Pharmaron Beijing Co., Ltd. announced that its Annual General Meeting held on 12 June 2026 approved a new Articles of Association, which is now in force. Key provisions are as follows:
• Capital and Share Structure The registered capital is confirmed at RMB 1.84 billion, represented by 1.84 billion ordinary shares (1.48 billion A-shares and 0.36 billion H-shares). All shares carry equal rights; a buy-back ceiling of 10% of total issued shares is set for treasury purposes, employee incentive plans or value protection.
• Board Composition and Oversight The Board consists of eight directors: three executive, one non-executive, one employee representative and three independent non-executive directors. No separate supervisory board is established; instead, an Audit Committee comprising three non-management directors (at least two of them independent) assumes supervisory functions.
• Profit Distribution Framework When statutory conditions are met, the company targets an annual cash dividend of not less than 20% of distributable profit. The AGM may authorise interim cash dividends for the following fiscal year, capped by net profit for the corresponding period. Share repurchases financed with cash are deemed part of cash dividends when calculating payout ratios.
• Shareholder Protection and Related-Party Controls Major acquisitions, disposals, guarantees, financial assistance or connected transactions are tiered for approval. Transactions exceeding 30% of total assets or guarantees breaching 30% of net assets require shareholder approval; smaller thresholds trigger Board approval, with connected shareholders abstaining from voting.

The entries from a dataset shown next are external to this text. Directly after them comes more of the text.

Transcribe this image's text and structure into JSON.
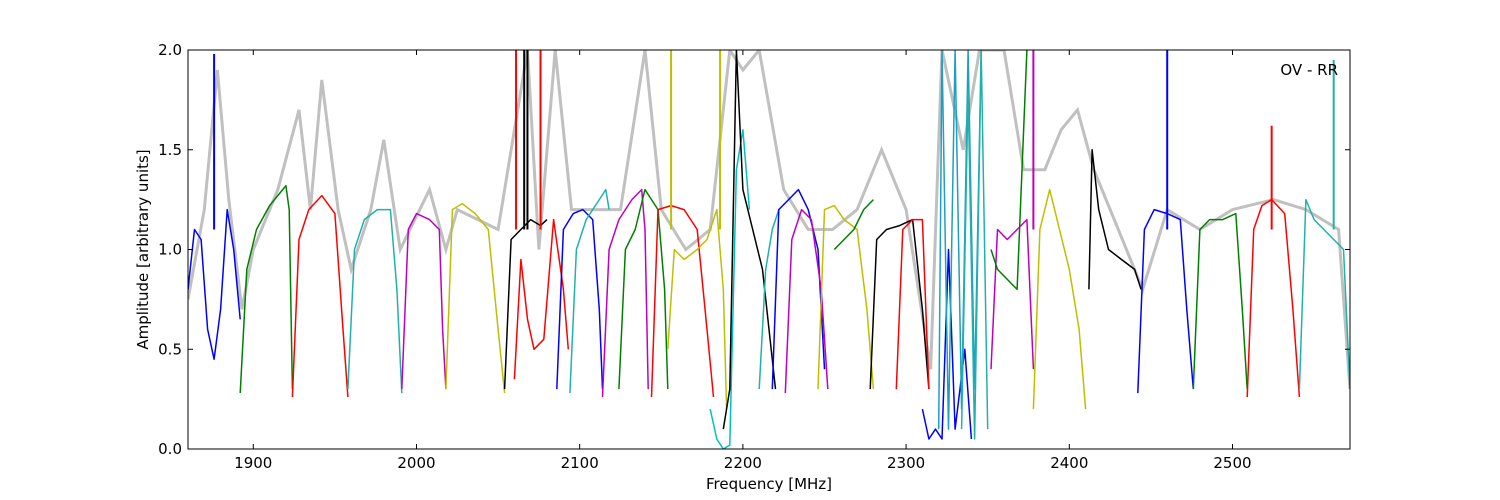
{
  "chart_data": {
    "type": "line",
    "xlabel": "Frequency [MHz]",
    "ylabel": "Amplitude [arbitrary units]",
    "annotation": "OV - RR",
    "xlim": [
      1860,
      2572
    ],
    "ylim": [
      0.0,
      2.0
    ],
    "x_ticks": [
      1900,
      2000,
      2100,
      2200,
      2300,
      2400,
      2500
    ],
    "y_ticks": [
      0.0,
      0.5,
      1.0,
      1.5,
      2.0
    ],
    "y_tick_labels": [
      "0.0",
      "0.5",
      "1.0",
      "1.5",
      "2.0"
    ],
    "grid": false,
    "background_color": "#c0c0c0",
    "background_series": [
      [
        1860,
        0.75
      ],
      [
        1870,
        1.2
      ],
      [
        1878,
        1.9
      ],
      [
        1885,
        1.25
      ],
      [
        1893,
        0.7
      ],
      [
        1900,
        1.0
      ],
      [
        1915,
        1.3
      ],
      [
        1928,
        1.7
      ],
      [
        1935,
        1.2
      ],
      [
        1942,
        1.85
      ],
      [
        1952,
        1.2
      ],
      [
        1960,
        0.9
      ],
      [
        1972,
        1.2
      ],
      [
        1980,
        1.55
      ],
      [
        1990,
        1.0
      ],
      [
        2008,
        1.3
      ],
      [
        2018,
        1.0
      ],
      [
        2025,
        1.2
      ],
      [
        2050,
        1.1
      ],
      [
        2062,
        1.7
      ],
      [
        2068,
        2.0
      ],
      [
        2075,
        1.0
      ],
      [
        2085,
        2.0
      ],
      [
        2095,
        1.2
      ],
      [
        2110,
        1.2
      ],
      [
        2125,
        1.2
      ],
      [
        2140,
        2.0
      ],
      [
        2150,
        1.2
      ],
      [
        2165,
        1.0
      ],
      [
        2180,
        1.1
      ],
      [
        2192,
        2.0
      ],
      [
        2200,
        1.9
      ],
      [
        2210,
        2.0
      ],
      [
        2225,
        1.3
      ],
      [
        2240,
        1.1
      ],
      [
        2255,
        1.1
      ],
      [
        2270,
        1.2
      ],
      [
        2285,
        1.5
      ],
      [
        2300,
        1.2
      ],
      [
        2315,
        0.4
      ],
      [
        2322,
        2.0
      ],
      [
        2335,
        1.5
      ],
      [
        2345,
        2.0
      ],
      [
        2360,
        2.0
      ],
      [
        2372,
        1.4
      ],
      [
        2385,
        1.4
      ],
      [
        2395,
        1.6
      ],
      [
        2405,
        1.7
      ],
      [
        2415,
        1.4
      ],
      [
        2430,
        1.1
      ],
      [
        2445,
        0.8
      ],
      [
        2460,
        1.2
      ],
      [
        2480,
        1.1
      ],
      [
        2500,
        1.2
      ],
      [
        2525,
        1.25
      ],
      [
        2545,
        1.2
      ],
      [
        2565,
        1.1
      ],
      [
        2572,
        0.3
      ]
    ],
    "series": [
      {
        "color": "#0000ff",
        "x": [
          1860,
          1864,
          1868,
          1872,
          1876,
          1880,
          1884,
          1888,
          1892
        ],
        "y": [
          0.8,
          1.1,
          1.05,
          0.6,
          0.45,
          0.7,
          1.2,
          1.0,
          0.65
        ],
        "spikes": [
          [
            1876,
            1.98
          ]
        ]
      },
      {
        "color": "#008000",
        "x": [
          1892,
          1896,
          1902,
          1910,
          1918,
          1920,
          1922,
          1924
        ],
        "y": [
          0.28,
          0.9,
          1.1,
          1.22,
          1.3,
          1.32,
          1.2,
          0.3
        ]
      },
      {
        "color": "#ff0000",
        "x": [
          1924,
          1928,
          1934,
          1942,
          1950,
          1955,
          1958
        ],
        "y": [
          0.26,
          1.05,
          1.2,
          1.27,
          1.18,
          0.6,
          0.26
        ]
      },
      {
        "color": "#20b2aa",
        "x": [
          1958,
          1962,
          1968,
          1976,
          1984,
          1988,
          1991
        ],
        "y": [
          0.3,
          1.0,
          1.15,
          1.2,
          1.2,
          0.8,
          0.28
        ]
      },
      {
        "color": "#bf00bf",
        "x": [
          1991,
          1995,
          2000,
          2008,
          2014,
          2016,
          2018
        ],
        "y": [
          0.3,
          1.1,
          1.18,
          1.15,
          1.1,
          0.6,
          0.3
        ]
      },
      {
        "color": "#bfbf00",
        "x": [
          2018,
          2022,
          2028,
          2036,
          2044,
          2050,
          2054
        ],
        "y": [
          0.3,
          1.2,
          1.23,
          1.18,
          1.1,
          0.6,
          0.28
        ]
      },
      {
        "color": "#000000",
        "x": [
          2054,
          2058,
          2064,
          2070,
          2076,
          2080
        ],
        "y": [
          0.3,
          1.05,
          1.1,
          1.15,
          1.12,
          1.15
        ],
        "spikes": [
          [
            2066,
            2.0
          ],
          [
            2068,
            2.0
          ]
        ]
      },
      {
        "color": "#ff0000",
        "x": [
          2060,
          2064,
          2068,
          2072,
          2078,
          2084,
          2090,
          2093
        ],
        "y": [
          0.35,
          0.95,
          0.65,
          0.5,
          0.55,
          1.15,
          0.8,
          0.5
        ],
        "spikes": [
          [
            2061,
            2.0
          ],
          [
            2076,
            2.0
          ]
        ]
      },
      {
        "color": "#0000ff",
        "x": [
          2086,
          2090,
          2096,
          2102,
          2108,
          2112,
          2114
        ],
        "y": [
          0.3,
          1.1,
          1.18,
          1.2,
          1.15,
          0.7,
          0.3
        ]
      },
      {
        "color": "#20b2aa",
        "x": [
          2094,
          2098,
          2104,
          2112,
          2116,
          2118
        ],
        "y": [
          0.28,
          1.0,
          1.15,
          1.25,
          1.3,
          1.2
        ]
      },
      {
        "color": "#bf00bf",
        "x": [
          2114,
          2118,
          2124,
          2132,
          2138,
          2140,
          2142
        ],
        "y": [
          0.26,
          1.0,
          1.15,
          1.25,
          1.3,
          1.1,
          0.3
        ]
      },
      {
        "color": "#008000",
        "x": [
          2124,
          2128,
          2134,
          2140,
          2148,
          2152,
          2154
        ],
        "y": [
          0.3,
          1.0,
          1.1,
          1.3,
          1.2,
          0.8,
          0.3
        ]
      },
      {
        "color": "#ff0000",
        "x": [
          2144,
          2148,
          2156,
          2164,
          2172,
          2178,
          2182
        ],
        "y": [
          0.26,
          1.2,
          1.22,
          1.2,
          1.1,
          0.6,
          0.26
        ]
      },
      {
        "color": "#bfbf00",
        "x": [
          2154,
          2158,
          2164,
          2172,
          2178,
          2184,
          2188,
          2190
        ],
        "y": [
          0.5,
          1.0,
          0.95,
          1.0,
          1.05,
          1.2,
          0.8,
          0.2
        ],
        "spikes": [
          [
            2156,
            2.0
          ],
          [
            2186,
            2.0
          ]
        ]
      },
      {
        "color": "#00bfbf",
        "x": [
          2180,
          2184,
          2188,
          2192,
          2196,
          2200,
          2204
        ],
        "y": [
          0.2,
          0.05,
          0.0,
          0.02,
          1.4,
          1.6,
          1.2
        ]
      },
      {
        "color": "#000000",
        "x": [
          2188,
          2192,
          2196,
          2200,
          2206,
          2212,
          2216,
          2220
        ],
        "y": [
          0.1,
          0.3,
          2.0,
          1.3,
          1.1,
          0.9,
          0.6,
          0.3
        ]
      },
      {
        "color": "#20b2aa",
        "x": [
          2210,
          2214,
          2218,
          2222
        ],
        "y": [
          0.3,
          0.9,
          1.1,
          1.2
        ]
      },
      {
        "color": "#0000ff",
        "x": [
          2218,
          2222,
          2228,
          2234,
          2240,
          2246,
          2250
        ],
        "y": [
          0.3,
          1.2,
          1.25,
          1.3,
          1.2,
          1.0,
          0.4
        ]
      },
      {
        "color": "#bf00bf",
        "x": [
          2226,
          2230,
          2236,
          2242,
          2248,
          2252
        ],
        "y": [
          0.28,
          1.05,
          1.2,
          1.15,
          0.8,
          0.3
        ]
      },
      {
        "color": "#bfbf00",
        "x": [
          2246,
          2250,
          2256,
          2262,
          2270,
          2276,
          2280
        ],
        "y": [
          0.3,
          1.2,
          1.22,
          1.15,
          1.1,
          0.7,
          0.3
        ]
      },
      {
        "color": "#008000",
        "x": [
          2256,
          2262,
          2268,
          2274,
          2280
        ],
        "y": [
          1.0,
          1.05,
          1.1,
          1.2,
          1.25
        ]
      },
      {
        "color": "#000000",
        "x": [
          2278,
          2282,
          2288,
          2296,
          2304,
          2310,
          2314
        ],
        "y": [
          0.3,
          1.05,
          1.1,
          1.12,
          1.15,
          0.7,
          0.3
        ]
      },
      {
        "color": "#ff0000",
        "x": [
          2294,
          2298,
          2304,
          2310,
          2314
        ],
        "y": [
          0.3,
          1.1,
          1.15,
          1.15,
          0.3
        ]
      },
      {
        "color": "#0000ff",
        "x": [
          2310,
          2314,
          2318,
          2322,
          2326,
          2330,
          2336,
          2340
        ],
        "y": [
          0.2,
          0.05,
          0.1,
          0.05,
          1.0,
          0.1,
          0.5,
          0.05
        ]
      },
      {
        "color": "#1f9fbf",
        "x": [
          2320,
          2322,
          2326,
          2330,
          2334,
          2338,
          2342,
          2346
        ],
        "y": [
          0.1,
          2.0,
          0.1,
          2.0,
          0.2,
          2.0,
          0.3,
          2.0
        ]
      },
      {
        "color": "#20b2aa",
        "x": [
          2334,
          2338,
          2342,
          2346,
          2350
        ],
        "y": [
          0.1,
          1.8,
          0.05,
          2.0,
          0.1
        ]
      },
      {
        "color": "#bf00bf",
        "x": [
          2352,
          2356,
          2362,
          2368,
          2374,
          2378
        ],
        "y": [
          0.4,
          1.1,
          1.05,
          1.1,
          1.15,
          0.4
        ],
        "spikes": [
          [
            2378,
            2.0
          ]
        ]
      },
      {
        "color": "#008000",
        "x": [
          2352,
          2356,
          2362,
          2368,
          2374
        ],
        "y": [
          1.0,
          0.9,
          0.85,
          0.8,
          2.0
        ]
      },
      {
        "color": "#bfbf00",
        "x": [
          2378,
          2382,
          2388,
          2394,
          2400,
          2406,
          2410
        ],
        "y": [
          0.2,
          1.1,
          1.3,
          1.1,
          0.9,
          0.6,
          0.2
        ]
      },
      {
        "color": "#000000",
        "x": [
          2412,
          2414,
          2418,
          2424,
          2432,
          2440,
          2444
        ],
        "y": [
          0.8,
          1.5,
          1.2,
          1.0,
          0.95,
          0.9,
          0.8
        ]
      },
      {
        "color": "#0000ff",
        "x": [
          2442,
          2446,
          2452,
          2460,
          2468,
          2472,
          2476
        ],
        "y": [
          0.28,
          1.1,
          1.2,
          1.18,
          1.15,
          0.7,
          0.3
        ],
        "spikes": [
          [
            2460,
            2.0
          ]
        ]
      },
      {
        "color": "#008000",
        "x": [
          2476,
          2480,
          2486,
          2494,
          2502,
          2506,
          2509
        ],
        "y": [
          0.3,
          1.1,
          1.15,
          1.15,
          1.18,
          0.7,
          0.3
        ]
      },
      {
        "color": "#ff0000",
        "x": [
          2509,
          2513,
          2518,
          2524,
          2532,
          2537,
          2541
        ],
        "y": [
          0.26,
          1.1,
          1.22,
          1.25,
          1.18,
          0.7,
          0.26
        ],
        "spikes": [
          [
            2524,
            1.62
          ]
        ]
      },
      {
        "color": "#20b2aa",
        "x": [
          2541,
          2545,
          2550,
          2556,
          2562,
          2568,
          2572
        ],
        "y": [
          0.3,
          1.25,
          1.15,
          1.1,
          1.05,
          1.0,
          0.3
        ],
        "spikes": [
          [
            2562,
            1.95
          ]
        ]
      }
    ]
  }
}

• Financial Reporting Timetable Audited annual reports must be released within four months of fiscal year-end and interim reports within two months of half-year-end, in line with PRC and Hong Kong disclosure rules.

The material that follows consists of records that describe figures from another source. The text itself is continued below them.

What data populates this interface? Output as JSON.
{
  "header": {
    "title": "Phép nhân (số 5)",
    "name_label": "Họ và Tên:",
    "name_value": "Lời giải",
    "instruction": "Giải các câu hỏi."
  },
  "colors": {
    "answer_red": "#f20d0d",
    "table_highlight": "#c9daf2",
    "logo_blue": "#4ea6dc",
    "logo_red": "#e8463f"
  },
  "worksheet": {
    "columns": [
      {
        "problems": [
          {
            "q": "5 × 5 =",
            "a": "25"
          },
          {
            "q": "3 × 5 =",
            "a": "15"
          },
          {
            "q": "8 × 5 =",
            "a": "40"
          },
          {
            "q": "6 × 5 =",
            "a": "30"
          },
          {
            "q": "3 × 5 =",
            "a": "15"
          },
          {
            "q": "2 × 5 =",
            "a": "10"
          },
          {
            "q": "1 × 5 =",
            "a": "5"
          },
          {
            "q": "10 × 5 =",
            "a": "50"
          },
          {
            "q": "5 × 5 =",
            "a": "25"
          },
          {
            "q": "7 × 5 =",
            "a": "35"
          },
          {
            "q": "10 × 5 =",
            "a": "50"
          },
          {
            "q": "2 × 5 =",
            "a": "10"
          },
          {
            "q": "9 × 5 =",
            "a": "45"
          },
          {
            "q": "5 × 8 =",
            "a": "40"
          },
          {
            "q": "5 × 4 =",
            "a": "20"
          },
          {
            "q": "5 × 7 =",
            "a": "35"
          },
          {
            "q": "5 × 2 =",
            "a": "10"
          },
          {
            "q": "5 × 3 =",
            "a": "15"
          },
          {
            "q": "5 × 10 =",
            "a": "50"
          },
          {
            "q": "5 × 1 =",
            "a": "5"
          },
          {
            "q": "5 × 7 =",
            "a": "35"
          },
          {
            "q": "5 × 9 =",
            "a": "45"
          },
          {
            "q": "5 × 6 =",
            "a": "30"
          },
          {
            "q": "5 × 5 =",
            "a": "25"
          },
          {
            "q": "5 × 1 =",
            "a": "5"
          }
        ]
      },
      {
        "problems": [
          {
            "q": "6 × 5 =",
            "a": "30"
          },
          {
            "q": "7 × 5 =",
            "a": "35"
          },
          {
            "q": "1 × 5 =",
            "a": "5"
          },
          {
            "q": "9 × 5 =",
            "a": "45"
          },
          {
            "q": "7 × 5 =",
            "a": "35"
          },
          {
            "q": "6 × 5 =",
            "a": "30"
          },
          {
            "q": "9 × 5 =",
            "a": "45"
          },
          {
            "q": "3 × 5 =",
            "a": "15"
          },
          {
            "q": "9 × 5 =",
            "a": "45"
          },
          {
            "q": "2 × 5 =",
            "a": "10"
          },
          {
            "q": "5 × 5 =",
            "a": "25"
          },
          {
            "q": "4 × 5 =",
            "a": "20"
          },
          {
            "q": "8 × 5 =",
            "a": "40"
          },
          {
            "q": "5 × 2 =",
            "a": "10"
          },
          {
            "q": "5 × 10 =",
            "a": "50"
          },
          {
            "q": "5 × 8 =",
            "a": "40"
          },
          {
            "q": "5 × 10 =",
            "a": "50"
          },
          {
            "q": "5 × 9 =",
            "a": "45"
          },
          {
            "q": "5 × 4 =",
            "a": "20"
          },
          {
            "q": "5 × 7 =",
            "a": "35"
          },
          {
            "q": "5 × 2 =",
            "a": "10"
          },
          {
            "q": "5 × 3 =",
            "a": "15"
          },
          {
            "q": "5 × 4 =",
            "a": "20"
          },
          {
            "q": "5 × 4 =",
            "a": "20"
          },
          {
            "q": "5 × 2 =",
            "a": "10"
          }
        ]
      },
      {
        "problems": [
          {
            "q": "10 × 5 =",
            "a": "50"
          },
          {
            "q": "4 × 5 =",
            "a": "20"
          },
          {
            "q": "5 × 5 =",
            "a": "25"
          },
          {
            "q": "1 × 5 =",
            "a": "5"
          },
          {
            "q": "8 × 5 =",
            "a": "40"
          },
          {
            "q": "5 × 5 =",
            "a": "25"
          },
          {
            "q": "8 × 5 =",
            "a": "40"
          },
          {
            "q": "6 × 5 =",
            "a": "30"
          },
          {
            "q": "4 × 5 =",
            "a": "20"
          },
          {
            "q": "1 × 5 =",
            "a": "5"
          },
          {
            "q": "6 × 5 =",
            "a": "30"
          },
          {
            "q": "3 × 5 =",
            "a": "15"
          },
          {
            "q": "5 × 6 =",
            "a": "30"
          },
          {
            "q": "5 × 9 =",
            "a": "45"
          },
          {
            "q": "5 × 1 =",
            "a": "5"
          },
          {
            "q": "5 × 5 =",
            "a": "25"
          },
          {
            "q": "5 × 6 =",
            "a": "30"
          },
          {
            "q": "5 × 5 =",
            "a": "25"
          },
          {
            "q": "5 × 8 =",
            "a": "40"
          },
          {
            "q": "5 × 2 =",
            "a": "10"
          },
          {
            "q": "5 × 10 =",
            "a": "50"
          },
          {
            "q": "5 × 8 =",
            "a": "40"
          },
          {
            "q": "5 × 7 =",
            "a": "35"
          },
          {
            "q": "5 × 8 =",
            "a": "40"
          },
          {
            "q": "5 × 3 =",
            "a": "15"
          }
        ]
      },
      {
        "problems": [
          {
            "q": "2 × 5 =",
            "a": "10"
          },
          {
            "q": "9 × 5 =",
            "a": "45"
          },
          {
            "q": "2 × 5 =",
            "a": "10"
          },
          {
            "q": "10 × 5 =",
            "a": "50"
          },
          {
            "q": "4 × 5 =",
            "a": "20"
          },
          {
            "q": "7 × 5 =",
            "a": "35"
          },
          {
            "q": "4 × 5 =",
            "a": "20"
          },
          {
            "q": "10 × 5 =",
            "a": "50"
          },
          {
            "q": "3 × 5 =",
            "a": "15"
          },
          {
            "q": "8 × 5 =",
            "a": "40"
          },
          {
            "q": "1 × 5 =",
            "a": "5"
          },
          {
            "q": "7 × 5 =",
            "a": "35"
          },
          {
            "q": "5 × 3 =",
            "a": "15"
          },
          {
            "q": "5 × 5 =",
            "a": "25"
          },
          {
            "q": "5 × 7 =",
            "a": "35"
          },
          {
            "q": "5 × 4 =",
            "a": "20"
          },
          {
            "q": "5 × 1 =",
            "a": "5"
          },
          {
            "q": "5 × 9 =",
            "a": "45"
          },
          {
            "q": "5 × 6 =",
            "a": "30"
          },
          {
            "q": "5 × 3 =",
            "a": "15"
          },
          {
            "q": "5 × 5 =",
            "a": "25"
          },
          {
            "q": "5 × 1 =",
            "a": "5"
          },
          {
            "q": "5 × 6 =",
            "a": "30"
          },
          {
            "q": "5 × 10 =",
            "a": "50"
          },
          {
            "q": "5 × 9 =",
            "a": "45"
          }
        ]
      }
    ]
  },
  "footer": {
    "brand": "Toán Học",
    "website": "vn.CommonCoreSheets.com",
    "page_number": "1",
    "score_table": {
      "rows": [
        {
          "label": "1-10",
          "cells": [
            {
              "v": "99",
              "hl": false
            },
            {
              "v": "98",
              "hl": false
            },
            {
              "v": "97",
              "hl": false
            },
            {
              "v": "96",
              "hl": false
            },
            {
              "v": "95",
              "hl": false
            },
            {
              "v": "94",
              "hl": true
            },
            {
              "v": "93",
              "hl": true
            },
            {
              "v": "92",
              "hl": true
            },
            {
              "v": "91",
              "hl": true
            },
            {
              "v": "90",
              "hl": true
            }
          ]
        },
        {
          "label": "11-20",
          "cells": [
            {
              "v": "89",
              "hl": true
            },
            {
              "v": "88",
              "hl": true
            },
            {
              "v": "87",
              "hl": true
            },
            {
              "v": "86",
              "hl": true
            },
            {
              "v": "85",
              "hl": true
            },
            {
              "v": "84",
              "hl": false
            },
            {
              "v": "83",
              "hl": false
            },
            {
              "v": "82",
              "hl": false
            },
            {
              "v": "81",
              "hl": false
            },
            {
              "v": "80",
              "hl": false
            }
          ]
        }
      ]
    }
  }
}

• Dissolution Triggers The Articles outline dissolution events, including shareholder resolution, expiration of business term, or court-ordered liquidation if operating deadlock leads to significant shareholder losses.
• Amendment Mechanism Future changes to the Articles require a two-thirds majority vote at a shareholders’ meeting and subsequent regulatory filings.
The updated charter provides an explicit governance road-map, integrates PRC and Hong Kong regulatory requirements and formalises a dividend policy aimed at predictable shareholder returns.